Money Store

Death Grips

Epic – 2012
par Simon, le 27 juin 2012
9

Il est étrange de voir comme certains parcours musicaux sont cousus de fil blanc. Des destinées en tous points conformes à l’époque dans laquelle elles s’inscrivent. A tel point qu’on est en droit de se demander qui de l’époque ou de l’artiste fait l’autre. Et toutes les accointances musicales semblent subir ce phénomène d’identification – doux paradoxe puisque la musique n’a jamais autant collé au fonctionnement de son auditeur malgré une crise sans précédent du marché du disque. Death Grips est un merveilleux exemple de cette absorption totale de l’artiste par son environnement, et puis par son public. Dans un microcosme hip-hop qui a d’abord imposé la toute puissance des réseaux sociaux (Waka Flocka Flame, Lil B), le retour de l’attitude à tous prix (tout le crew Odd Future, Chief Keef) pour finir sur des visuels sous Instagram, le trio ne pouvait que se fondre dans la masse. En mieux, surement.

Parce que Death Grips, c’est globalement une synthèse de ce qui a été dit dans le paragraphe précédent : une manière subtile de jouer sur les codes du « nouveau » hip-hop US pour imposer son art de manière massive, sans jamais donner l’impression d’y toucher réellement. Hip-hop expérimental, trip industriel, flow de bâtard, Death Grips prend tout au passage en le rendant cru et sale. Une urgence qui, cette fois, finit par un oubli de soi, par une surpuissance de la brutalité créatrice. Une batterie, un clavier qui tape ses lignes de boue et un Stefan Burnett irrévérencieux au chant : un programme qui ne révèle rien de ce disque jusqu'à en taper une première écoute. C’est brut, méchant et calé de manière saugrenue. Et ça tape dans tous les sens surtout. Un produit qui tente tout ce qu’il peut pour conserver sa patte d’artisan, sa manière de monter ses titres avec trois bouts de bois pour mieux gueuler comme un possédé sur la prod’. C’est peut-être la dernière chose qui sépare Death Grips de toute l’imagerie que nous vend la blogosphère hypounette, et ce même si on est indéniablement dans une esthétique qui plaira à tous les vendeurs de bon goût social : cette virulence, cette volonté d’être dur avec soi-même, avec une image qu’on ne voudrait jamais lisse.

Si dans ce disque il y a des relents de dubstep old-school à la Distance, de la composition cartonnesque inspirées par Dan Deacon, des lignes électroniques et indus tirées de Nine Inch Nails, on pense surtout aux deux premiers disques de The Prodigy.
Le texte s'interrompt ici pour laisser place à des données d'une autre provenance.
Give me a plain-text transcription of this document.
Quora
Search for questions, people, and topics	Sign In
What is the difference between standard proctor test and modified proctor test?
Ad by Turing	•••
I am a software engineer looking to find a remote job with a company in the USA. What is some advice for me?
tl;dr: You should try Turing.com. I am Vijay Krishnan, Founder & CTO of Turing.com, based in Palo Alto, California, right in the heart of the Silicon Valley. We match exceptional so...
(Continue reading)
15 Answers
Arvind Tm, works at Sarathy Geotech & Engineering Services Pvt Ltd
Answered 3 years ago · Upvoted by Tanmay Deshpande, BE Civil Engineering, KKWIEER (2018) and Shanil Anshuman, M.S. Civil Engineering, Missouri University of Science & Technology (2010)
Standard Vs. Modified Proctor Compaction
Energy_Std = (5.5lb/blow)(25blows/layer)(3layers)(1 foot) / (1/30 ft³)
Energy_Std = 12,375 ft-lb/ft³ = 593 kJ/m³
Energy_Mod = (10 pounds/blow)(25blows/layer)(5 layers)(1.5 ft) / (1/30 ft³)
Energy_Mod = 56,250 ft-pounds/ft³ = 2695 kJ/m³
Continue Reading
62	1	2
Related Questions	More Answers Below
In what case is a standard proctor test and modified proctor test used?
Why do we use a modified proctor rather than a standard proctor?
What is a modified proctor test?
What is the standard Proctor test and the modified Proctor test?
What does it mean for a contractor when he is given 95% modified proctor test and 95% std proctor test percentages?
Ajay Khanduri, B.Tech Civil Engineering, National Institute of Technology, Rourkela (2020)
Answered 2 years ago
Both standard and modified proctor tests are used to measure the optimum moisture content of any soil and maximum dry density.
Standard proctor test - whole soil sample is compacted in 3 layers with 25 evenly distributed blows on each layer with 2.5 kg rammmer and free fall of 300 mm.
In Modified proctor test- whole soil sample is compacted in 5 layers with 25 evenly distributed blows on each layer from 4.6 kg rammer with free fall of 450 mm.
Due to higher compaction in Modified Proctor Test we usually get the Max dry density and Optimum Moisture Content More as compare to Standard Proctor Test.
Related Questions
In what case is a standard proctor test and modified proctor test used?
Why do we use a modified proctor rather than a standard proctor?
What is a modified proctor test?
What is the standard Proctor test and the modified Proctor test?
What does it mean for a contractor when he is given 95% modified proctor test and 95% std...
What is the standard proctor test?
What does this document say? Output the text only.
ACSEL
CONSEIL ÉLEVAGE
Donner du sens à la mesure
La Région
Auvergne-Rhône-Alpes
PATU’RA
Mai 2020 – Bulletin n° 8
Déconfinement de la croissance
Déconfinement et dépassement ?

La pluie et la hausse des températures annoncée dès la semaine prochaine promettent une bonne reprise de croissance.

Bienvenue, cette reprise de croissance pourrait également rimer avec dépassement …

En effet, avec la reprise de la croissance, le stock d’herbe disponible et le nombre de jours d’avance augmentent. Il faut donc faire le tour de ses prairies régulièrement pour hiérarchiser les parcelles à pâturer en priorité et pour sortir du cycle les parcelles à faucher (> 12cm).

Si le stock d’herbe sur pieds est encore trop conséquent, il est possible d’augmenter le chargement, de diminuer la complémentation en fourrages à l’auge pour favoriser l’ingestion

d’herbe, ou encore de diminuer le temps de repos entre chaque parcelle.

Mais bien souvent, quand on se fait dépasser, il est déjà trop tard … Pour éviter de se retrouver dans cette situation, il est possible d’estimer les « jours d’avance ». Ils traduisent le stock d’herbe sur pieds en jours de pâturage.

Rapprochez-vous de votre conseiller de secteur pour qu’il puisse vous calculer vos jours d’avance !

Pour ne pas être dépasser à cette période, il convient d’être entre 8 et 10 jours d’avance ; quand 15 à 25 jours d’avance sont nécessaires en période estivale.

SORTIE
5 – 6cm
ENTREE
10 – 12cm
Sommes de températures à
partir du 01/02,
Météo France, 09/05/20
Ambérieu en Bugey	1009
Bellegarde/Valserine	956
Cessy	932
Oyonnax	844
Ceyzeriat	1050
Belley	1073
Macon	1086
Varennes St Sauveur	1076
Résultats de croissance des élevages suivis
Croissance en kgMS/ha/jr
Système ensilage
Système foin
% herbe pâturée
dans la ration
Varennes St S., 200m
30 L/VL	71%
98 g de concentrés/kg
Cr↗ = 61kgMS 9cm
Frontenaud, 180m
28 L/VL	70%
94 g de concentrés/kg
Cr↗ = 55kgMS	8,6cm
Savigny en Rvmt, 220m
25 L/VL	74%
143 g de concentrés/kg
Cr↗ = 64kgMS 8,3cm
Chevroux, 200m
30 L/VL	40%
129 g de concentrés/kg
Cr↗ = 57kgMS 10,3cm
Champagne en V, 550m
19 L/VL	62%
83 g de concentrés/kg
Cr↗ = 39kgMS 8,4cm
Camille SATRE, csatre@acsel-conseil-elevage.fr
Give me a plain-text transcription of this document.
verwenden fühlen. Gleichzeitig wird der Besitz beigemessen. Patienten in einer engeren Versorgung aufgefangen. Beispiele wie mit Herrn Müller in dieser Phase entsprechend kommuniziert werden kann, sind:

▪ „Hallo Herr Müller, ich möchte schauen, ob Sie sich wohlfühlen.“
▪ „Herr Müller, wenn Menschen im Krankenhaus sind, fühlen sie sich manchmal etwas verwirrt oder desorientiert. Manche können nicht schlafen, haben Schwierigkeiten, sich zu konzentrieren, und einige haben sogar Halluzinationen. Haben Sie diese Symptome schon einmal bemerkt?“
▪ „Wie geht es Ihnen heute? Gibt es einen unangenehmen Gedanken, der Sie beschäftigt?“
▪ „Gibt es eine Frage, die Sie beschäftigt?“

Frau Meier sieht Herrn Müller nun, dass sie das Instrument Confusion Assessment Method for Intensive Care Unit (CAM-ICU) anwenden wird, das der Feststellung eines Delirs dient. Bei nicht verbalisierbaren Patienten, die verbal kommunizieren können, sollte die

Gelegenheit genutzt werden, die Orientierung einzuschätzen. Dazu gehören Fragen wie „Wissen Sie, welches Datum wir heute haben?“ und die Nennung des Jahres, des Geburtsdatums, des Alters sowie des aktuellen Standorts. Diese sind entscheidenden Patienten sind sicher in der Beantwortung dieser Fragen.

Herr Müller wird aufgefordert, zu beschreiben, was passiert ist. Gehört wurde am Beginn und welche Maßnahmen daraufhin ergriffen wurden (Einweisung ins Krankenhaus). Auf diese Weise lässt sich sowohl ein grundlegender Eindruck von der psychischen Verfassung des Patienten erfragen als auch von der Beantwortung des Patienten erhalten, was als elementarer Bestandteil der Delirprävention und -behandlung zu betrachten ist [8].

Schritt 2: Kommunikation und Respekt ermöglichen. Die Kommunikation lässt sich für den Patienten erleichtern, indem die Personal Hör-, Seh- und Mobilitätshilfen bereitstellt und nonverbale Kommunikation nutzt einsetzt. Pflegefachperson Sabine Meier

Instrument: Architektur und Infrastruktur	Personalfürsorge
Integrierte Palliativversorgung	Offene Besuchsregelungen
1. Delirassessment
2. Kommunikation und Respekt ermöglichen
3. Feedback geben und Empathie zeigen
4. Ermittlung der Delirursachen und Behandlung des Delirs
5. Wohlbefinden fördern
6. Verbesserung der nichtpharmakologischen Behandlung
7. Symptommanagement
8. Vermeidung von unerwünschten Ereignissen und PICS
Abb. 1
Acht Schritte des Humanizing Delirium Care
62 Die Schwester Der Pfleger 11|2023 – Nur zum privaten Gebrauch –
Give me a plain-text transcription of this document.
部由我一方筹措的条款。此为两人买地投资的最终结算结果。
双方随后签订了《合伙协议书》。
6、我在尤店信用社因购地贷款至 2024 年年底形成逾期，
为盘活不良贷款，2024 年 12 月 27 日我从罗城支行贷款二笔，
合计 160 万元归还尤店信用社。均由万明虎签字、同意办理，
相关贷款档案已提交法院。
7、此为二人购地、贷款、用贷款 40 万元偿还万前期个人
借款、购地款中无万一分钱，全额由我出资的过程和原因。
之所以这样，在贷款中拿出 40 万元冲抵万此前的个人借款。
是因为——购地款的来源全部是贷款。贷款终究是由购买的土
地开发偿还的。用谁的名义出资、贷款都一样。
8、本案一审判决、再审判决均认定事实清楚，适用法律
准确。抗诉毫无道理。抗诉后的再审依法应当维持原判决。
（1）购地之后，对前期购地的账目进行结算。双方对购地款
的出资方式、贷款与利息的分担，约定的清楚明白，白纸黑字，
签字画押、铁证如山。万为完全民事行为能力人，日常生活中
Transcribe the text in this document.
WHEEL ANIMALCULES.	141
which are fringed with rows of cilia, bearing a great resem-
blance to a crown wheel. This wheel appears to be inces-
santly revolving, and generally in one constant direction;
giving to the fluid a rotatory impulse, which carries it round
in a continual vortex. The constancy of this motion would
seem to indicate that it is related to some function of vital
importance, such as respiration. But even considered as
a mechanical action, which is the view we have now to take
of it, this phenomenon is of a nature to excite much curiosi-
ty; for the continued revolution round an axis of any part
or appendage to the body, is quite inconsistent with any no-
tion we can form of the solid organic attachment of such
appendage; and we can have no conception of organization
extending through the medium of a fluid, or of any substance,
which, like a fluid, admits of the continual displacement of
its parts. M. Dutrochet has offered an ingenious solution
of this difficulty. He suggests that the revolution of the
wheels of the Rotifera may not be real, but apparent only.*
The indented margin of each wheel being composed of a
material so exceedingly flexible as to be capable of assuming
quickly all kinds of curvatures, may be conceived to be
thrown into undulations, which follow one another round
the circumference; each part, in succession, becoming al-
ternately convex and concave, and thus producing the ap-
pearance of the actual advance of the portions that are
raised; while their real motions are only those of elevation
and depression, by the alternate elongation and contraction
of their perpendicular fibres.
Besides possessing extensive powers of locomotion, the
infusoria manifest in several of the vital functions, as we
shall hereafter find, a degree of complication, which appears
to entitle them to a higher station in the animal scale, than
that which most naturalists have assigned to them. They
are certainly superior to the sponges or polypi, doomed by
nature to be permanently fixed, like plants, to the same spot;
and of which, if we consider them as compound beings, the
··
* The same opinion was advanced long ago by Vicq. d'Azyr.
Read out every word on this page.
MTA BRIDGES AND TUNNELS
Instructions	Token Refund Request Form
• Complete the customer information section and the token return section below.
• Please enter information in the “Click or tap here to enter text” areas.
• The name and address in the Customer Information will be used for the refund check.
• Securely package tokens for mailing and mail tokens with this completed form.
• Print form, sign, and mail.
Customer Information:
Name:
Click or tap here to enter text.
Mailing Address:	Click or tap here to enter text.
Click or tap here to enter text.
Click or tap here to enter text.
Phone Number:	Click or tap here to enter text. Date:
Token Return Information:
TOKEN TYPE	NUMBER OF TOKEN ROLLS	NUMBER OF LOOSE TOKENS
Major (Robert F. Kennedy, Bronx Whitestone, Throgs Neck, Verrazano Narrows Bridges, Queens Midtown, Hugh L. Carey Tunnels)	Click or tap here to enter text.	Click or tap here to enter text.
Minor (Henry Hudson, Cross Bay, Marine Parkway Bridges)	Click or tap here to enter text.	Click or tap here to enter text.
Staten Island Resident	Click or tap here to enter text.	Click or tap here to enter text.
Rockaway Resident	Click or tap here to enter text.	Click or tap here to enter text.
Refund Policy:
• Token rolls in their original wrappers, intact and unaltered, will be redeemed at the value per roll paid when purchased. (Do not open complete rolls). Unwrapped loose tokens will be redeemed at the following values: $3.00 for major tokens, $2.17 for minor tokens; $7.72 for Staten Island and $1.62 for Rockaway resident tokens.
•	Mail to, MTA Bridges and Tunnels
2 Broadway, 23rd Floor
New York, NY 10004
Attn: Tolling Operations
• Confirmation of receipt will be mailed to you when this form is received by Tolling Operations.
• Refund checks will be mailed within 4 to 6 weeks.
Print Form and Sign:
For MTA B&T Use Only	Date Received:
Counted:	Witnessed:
Moins dans la singerie que dans la filiation spirituelle, ce Money Store a quelque chose de très cru, de très violent. Une sorte de révolution urbaine globale à l’état de larve, qui se nourrit de tout, qui grandit dans les cœurs et pousse finalement au vomissement de tout. Un disque qui, malgré le carton qu’il provoque, résiste à sa manière dans une époque du tout beau, du calcul comme manière de vivre. Live Fast, Die Young.